On the day of the attack, December 8 by local time, Formosa-based Japanese bombers struck Clark and Iba airfields in the Philippines, destroying more than 50 percent of the U.S. Army’s Far East aircraft; and, two days later, further raids destroyed not only more U.S. fighters but also Cavite Naval Yard, likewise in the Philippines. Part of the U.S. Asiatic Fleet, however, had already gone south in November; and the surviving major ships and bomber aircraft, which were vulnerable for lack of fighter protection, were withdrawn in the next fortnight to safety in bases in Java and Australia.
Japanese forces began to land on the island of Luzon in the Philippines on December 10. The main assault, consisting of the bulk of one division, was made at Lingayen Gulf, 100 miles north-northwest of Manila, on December 22, and a second large landing took place south of Manila two days later. Manila itself fell unopposed to the Japanese on January 2, 1942, but by that time the U.S. and Filipino forces under General Douglas MacArthur were ready to hold Bataan Peninsula (across the bay from Manila) and Corregidor Island (in the bay). The Japanese attack on Bataan was halted initially, but it was reinforced in the following eight weeks. MacArthur was ordered to Australia on March 11, leaving Bataan’s defense to Lieutenant General Jonathan M. Wainwright. The latter and his men surrendered on April 9; Corregidor fell in the night of May 5–6; and the southern Philippines capitulated three days later.
Japanese bombers had already destroyed British air power at Hong Kong on December 8, 1941, and the British and Canadian defenders surrendered to the ground attack from the Kowloon Peninsula (the nearest mainland) on December 25. To secure their flank while pushing southward into Malaya, the Japanese also occupied Bangkok on December 9 and Victoria Point in southernmost Burma on December 16. The Japanese landings in Malaya, from December 8 onward, accompanied as they were by air strikes, overwhelmed the small Australian and Indian forces; and the British battleship Prince of Wales and the battle cruiser Repulse, sailing from Singapore to cut Japanese communications, were sunk by Japanese aircraft on December 10. By the end of January 1942, two Japanese divisions, with air and armoured support, had occupied all Malaya except Singapore Island. In Burma, meanwhile, other Japanese troops had taken Moulmein and were approaching Rangoon and Mandalay.

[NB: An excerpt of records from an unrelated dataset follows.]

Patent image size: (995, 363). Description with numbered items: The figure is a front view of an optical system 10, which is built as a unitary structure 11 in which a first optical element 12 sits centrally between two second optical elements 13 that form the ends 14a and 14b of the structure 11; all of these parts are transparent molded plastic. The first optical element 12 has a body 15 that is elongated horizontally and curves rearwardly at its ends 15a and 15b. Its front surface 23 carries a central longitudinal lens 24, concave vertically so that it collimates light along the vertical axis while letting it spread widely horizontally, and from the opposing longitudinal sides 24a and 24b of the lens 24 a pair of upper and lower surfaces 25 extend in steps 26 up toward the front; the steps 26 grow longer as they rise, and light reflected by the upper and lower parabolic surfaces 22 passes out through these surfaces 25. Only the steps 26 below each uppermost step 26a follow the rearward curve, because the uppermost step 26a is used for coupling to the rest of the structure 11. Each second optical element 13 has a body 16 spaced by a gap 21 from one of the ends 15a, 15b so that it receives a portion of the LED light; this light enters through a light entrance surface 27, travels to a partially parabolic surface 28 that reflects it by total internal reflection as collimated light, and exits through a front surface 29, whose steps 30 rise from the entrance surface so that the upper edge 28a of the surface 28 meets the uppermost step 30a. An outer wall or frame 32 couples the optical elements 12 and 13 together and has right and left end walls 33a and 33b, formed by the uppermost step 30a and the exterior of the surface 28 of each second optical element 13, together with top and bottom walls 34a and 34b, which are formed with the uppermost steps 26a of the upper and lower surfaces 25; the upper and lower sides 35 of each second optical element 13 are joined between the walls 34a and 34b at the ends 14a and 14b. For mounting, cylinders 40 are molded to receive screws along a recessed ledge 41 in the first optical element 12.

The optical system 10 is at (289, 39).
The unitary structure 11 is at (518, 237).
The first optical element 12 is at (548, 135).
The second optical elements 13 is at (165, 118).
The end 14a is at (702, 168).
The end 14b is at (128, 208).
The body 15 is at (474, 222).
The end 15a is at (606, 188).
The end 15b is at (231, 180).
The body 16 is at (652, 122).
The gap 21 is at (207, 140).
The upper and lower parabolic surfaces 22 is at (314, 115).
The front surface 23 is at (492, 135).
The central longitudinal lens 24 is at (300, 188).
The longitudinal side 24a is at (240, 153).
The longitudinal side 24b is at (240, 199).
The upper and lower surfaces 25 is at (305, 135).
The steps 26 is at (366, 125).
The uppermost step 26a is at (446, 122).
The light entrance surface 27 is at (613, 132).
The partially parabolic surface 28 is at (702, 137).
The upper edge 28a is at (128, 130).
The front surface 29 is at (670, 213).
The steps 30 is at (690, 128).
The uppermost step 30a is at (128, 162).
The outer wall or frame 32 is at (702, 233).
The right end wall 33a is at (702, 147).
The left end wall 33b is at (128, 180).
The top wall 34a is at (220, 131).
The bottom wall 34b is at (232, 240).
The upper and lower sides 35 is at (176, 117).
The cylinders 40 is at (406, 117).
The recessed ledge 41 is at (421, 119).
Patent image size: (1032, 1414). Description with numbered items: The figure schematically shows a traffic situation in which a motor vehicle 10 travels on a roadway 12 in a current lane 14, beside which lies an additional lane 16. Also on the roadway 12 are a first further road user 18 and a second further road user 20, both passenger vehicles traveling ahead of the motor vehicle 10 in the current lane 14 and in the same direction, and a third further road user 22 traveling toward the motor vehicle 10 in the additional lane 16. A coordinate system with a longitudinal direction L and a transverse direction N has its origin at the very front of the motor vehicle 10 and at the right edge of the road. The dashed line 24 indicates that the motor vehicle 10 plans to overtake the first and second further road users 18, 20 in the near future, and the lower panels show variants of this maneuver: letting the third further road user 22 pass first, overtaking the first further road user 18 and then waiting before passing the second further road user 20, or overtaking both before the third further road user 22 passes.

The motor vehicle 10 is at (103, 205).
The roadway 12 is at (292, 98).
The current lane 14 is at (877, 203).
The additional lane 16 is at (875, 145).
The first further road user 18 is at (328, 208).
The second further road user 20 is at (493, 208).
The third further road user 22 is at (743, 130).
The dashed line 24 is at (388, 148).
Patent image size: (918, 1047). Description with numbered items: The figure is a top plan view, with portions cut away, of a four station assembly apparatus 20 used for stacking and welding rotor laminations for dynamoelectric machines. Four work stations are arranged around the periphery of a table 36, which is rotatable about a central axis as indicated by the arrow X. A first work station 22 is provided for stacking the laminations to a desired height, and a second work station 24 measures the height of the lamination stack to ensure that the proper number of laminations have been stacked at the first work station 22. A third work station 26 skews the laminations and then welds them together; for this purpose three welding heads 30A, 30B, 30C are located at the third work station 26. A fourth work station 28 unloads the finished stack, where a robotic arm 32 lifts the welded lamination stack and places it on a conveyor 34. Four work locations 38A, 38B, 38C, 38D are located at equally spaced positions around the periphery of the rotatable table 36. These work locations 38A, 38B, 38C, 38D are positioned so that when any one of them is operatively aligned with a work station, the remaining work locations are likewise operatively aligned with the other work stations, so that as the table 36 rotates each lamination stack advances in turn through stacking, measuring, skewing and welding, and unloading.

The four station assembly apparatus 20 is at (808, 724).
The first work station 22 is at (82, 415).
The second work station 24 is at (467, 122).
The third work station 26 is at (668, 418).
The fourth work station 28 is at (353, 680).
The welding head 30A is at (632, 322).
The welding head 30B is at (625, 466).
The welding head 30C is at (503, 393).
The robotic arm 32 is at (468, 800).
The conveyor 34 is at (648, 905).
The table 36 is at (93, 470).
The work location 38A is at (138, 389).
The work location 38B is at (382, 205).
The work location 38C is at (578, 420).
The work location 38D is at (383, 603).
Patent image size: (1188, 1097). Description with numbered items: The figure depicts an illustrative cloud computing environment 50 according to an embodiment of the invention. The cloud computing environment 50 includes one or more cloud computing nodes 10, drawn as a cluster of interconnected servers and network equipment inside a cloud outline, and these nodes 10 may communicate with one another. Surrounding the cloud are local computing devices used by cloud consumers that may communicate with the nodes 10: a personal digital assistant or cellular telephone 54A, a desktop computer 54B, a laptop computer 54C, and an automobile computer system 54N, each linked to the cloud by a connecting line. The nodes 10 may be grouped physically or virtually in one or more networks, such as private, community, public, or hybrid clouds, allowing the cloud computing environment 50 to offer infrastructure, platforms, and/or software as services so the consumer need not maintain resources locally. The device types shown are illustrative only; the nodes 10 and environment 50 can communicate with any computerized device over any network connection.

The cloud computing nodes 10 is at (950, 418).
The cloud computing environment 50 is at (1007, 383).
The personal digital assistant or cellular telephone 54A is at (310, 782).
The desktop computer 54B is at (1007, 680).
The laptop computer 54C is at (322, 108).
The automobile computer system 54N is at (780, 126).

On the eastern perimeter of the war zone, the Japanese had bombed Wake Island on December 8, attempted to capture it on December 11, and achieved a landing on December 23, quickly subduing the garrison. Guam had already fallen on December 10. Having also occupied Makin and Tarawa in the Gilbert Islands in the first days of the war, the Japanese successfully attacked Rabaul, the strategic base on New Britain (now part of Papua New Guinea), on January 23, 1942.
A unified American–British–Dutch–Australian Command, ABDACOM, under Wavell, responsible for holding Malaya, Sumatra, Java, and the approaches to Australia, became operative on January 15, 1942; but the Japanese had already begun their advance on the oil-rich Dutch East Indies. They occupied Kuching (December 17), Brunei Bay (January 6), and Jesselton (January 11), on the northern coast of Borneo, as well as Tarakan Island (off northeastern Borneo) and points on Celebes. Balikpapan (on Borneo’s east coast) and Kendari (in southeastern Celebes) fell to the Japanese on January 24, 1942, Amboina on February 4, Makasar City (in southwestern Celebes) on February 8, and Bandjarmasin (in southern Borneo) on February 16. Bali was invaded on February 18, and by February 24 the Japanese were also in possession of Timor.